Cas’ Friday Feature Artist Interview can be found at the bottom of this page.
As well as being an author and internationally renowned artist, Cas Holmes spends time working in community arts and encouraging differently-abled people to express themselves through various mediums.
“Art is about communicating,” Cas explains, “And that, for me, has been my main communication tool.”
“Sometimes people don’t have a voice, depending on where they come from, their social-economic position, and their learning abilities. I have worked with adults with severe and profound learning disabilities and in the prison service.”
For Cas, it’s all about getting engaged. “Once you engage people, they kind of click and can express themselves more freely.”
Working with various projects, prison services, and hospitals has required Cas to listen to people. “Listen to their voices, watch how they work, and become attuned to that. I don’t always get it, but I try to be sensitive.”
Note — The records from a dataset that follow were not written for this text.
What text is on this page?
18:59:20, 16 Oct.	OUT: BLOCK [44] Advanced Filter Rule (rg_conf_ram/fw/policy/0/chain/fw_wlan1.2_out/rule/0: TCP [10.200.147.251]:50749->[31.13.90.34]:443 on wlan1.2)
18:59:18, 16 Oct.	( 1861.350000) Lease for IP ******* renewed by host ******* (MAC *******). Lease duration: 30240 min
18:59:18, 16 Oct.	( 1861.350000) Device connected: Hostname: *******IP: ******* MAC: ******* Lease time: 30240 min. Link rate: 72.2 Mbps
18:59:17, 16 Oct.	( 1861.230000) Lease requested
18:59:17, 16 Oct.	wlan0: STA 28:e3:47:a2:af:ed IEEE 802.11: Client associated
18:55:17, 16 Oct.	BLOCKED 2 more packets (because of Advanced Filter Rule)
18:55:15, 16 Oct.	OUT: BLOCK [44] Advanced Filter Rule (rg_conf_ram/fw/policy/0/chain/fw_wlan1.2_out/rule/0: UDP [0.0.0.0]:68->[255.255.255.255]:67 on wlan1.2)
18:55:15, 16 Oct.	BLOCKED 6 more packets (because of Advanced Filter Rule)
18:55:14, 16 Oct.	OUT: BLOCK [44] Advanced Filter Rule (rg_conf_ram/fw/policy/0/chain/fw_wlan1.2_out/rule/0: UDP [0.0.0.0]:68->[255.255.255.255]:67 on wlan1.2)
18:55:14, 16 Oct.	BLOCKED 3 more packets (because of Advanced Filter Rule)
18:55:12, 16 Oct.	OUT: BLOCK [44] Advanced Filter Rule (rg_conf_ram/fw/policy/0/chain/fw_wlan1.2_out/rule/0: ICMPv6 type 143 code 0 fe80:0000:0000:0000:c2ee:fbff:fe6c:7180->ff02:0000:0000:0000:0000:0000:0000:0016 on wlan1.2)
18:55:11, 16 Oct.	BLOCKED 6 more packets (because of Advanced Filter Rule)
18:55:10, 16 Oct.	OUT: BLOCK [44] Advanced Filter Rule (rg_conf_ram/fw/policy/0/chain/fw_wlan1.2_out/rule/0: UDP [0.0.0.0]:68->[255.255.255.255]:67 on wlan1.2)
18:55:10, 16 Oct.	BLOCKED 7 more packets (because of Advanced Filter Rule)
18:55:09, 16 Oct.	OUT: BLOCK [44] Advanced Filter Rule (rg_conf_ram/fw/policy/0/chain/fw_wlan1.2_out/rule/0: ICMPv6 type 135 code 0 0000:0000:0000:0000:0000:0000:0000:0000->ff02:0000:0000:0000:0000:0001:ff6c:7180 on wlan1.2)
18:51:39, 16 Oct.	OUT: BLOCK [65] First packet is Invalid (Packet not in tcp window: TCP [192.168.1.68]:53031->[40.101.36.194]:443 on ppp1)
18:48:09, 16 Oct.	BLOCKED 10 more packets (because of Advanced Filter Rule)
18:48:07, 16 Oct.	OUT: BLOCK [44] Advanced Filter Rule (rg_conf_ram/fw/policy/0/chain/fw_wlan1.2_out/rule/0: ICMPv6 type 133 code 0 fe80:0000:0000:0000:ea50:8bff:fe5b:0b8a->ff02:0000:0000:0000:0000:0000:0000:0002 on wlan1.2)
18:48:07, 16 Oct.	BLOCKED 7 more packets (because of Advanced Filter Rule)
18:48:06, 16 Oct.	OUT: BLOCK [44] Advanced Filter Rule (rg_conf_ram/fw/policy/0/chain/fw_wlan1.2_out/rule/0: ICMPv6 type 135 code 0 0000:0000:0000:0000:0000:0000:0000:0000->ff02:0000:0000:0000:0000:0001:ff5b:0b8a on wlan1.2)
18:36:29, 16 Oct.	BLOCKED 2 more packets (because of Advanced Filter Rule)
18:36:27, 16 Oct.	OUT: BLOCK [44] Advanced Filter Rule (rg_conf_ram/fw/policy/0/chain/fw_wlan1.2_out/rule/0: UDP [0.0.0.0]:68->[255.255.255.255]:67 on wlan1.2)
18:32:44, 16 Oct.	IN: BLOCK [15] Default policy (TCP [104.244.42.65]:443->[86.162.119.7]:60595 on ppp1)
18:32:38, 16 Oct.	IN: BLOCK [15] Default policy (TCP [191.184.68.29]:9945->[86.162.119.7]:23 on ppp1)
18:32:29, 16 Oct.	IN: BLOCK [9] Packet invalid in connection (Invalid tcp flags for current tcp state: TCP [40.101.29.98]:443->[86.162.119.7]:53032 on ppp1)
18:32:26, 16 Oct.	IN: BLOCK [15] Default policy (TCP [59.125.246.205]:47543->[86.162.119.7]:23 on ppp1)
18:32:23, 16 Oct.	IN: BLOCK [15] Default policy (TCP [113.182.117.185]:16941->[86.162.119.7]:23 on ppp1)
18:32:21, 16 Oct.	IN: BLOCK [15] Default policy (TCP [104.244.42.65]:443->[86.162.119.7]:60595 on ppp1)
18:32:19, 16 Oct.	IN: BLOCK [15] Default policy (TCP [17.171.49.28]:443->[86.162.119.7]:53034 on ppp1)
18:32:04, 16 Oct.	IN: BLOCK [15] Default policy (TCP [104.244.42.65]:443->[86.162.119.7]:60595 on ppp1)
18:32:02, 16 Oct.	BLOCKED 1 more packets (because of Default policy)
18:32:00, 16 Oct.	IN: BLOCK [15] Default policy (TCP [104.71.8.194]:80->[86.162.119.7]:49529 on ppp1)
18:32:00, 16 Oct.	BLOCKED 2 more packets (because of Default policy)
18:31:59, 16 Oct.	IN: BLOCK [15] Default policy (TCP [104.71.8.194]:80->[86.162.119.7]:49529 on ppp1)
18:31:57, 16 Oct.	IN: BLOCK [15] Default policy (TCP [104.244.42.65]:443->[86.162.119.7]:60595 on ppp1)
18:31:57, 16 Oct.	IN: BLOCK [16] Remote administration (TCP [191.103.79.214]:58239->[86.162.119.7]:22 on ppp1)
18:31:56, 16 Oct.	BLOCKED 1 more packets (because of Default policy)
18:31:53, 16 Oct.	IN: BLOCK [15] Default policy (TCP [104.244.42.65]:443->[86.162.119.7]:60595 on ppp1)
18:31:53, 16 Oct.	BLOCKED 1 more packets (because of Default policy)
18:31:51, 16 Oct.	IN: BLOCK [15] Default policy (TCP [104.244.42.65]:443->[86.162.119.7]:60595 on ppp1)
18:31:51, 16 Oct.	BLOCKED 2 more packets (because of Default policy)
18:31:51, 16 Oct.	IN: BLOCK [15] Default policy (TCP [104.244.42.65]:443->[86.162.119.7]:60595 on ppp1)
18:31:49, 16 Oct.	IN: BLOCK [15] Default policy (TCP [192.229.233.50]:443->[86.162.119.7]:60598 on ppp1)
Cas also tries to avoid judgment during her involvement with community art and to find ways to make the experience enjoyable. “If, for example, I’m working with a student who cannot hold a brush, we have to find a way of wrapping it with tape or using other available tools. And if they’re enjoying spreading paint on the page (as the teacher), you must ensure they have plenty of paint and observe how they use it.”
“And once you have people engaged, it’s not about saying ‘You mustn’t do it that way’ or trying to ‘get all the yellow inside the circle’,” says Cas, explaining that art isn’t always about getting things right.
One skill of Cas’s that has always come in handy when working with community art is recycling and reusing materials. “I’m very conscious of how much waste we produce, and it’s not only through my practice that I reuse things. It might be that the cloth has a history that’s really interesting, fabulous, and it’s part of the story,” Cas says.
“But even the overlooked things that go past our hands daily can be useful. We’re in a post-industrial post technology world, and we produce so much stuff. When I started working in Community Arts, I had to be inventive with what I could do because we had limited funds for materials, and whatever funds I had, I wanted to spend on good brushes and good paints. So I would find different ways of working with what we had to stretch that money a bit further.”
When teaching community art, Cas maintains a sense of excitement and discovery. “Students will see me turn on a penny in the classroom when something exciting happens. I often say to them that we are learning together. When we see something happen, we have a discussion about it and talk about where the person wants to go with it… what it means to them.”
“I might have done something different, but what they do makes it their own work, and whatever happens has come about as a result of our partnership.”
Cas sometimes includes the people she works with in her own art, for example, collecting scraps or asking people to share words on what they value or miss so she can bring them together as one piece.
When sharing advice with budding artists, Cas recommends, “Carry a sketchbook because you never know when you might seize upon an idea. And the other useful thing is to look for things that you can handle easily, to begin with; little things or little projects. And you don’t always need to work towards something. If you’re working on something you enjoy or feel comfortable doing, just relax, and something might come from it.”
About the artist
Cas Holmes is an artist, writer, and lecturer whose fine art painting and photography training are evident throughout her well-known work with textiles and mixed media.
Cas’s work comes from a place between the ‘what and the why’ of creation, between natural and urban environments, people, and place, and flows from neither a solid idea, technique, or desired outcome, but rather through a subliminal, intuitive, and fluid process.
By responding to materials such as discarded cloth and papers, Cas’s work contains ‘a history’. It offers the viewer an instant feeling of intimate friendliness as she magnifies the details of the often-overlooked simplicity of daily life.
Cas’s work is often and perfectly described as ‘painting with cloth’ and ‘stitch sketching’. She is the author of several books for Batsford publications, including Stitch Stories in 2015 and, most recently, Textile Landscapes: Painting with Cloth in 2018. Cas has received many awards for her work and recently completed a commission as part of the Gypsy Maker for an exhibition created by the Romani cultural and arts company supported by the Welsh Arts Council. Her work can be found in private and commercial collections all over the world, from London to New York and in Australia.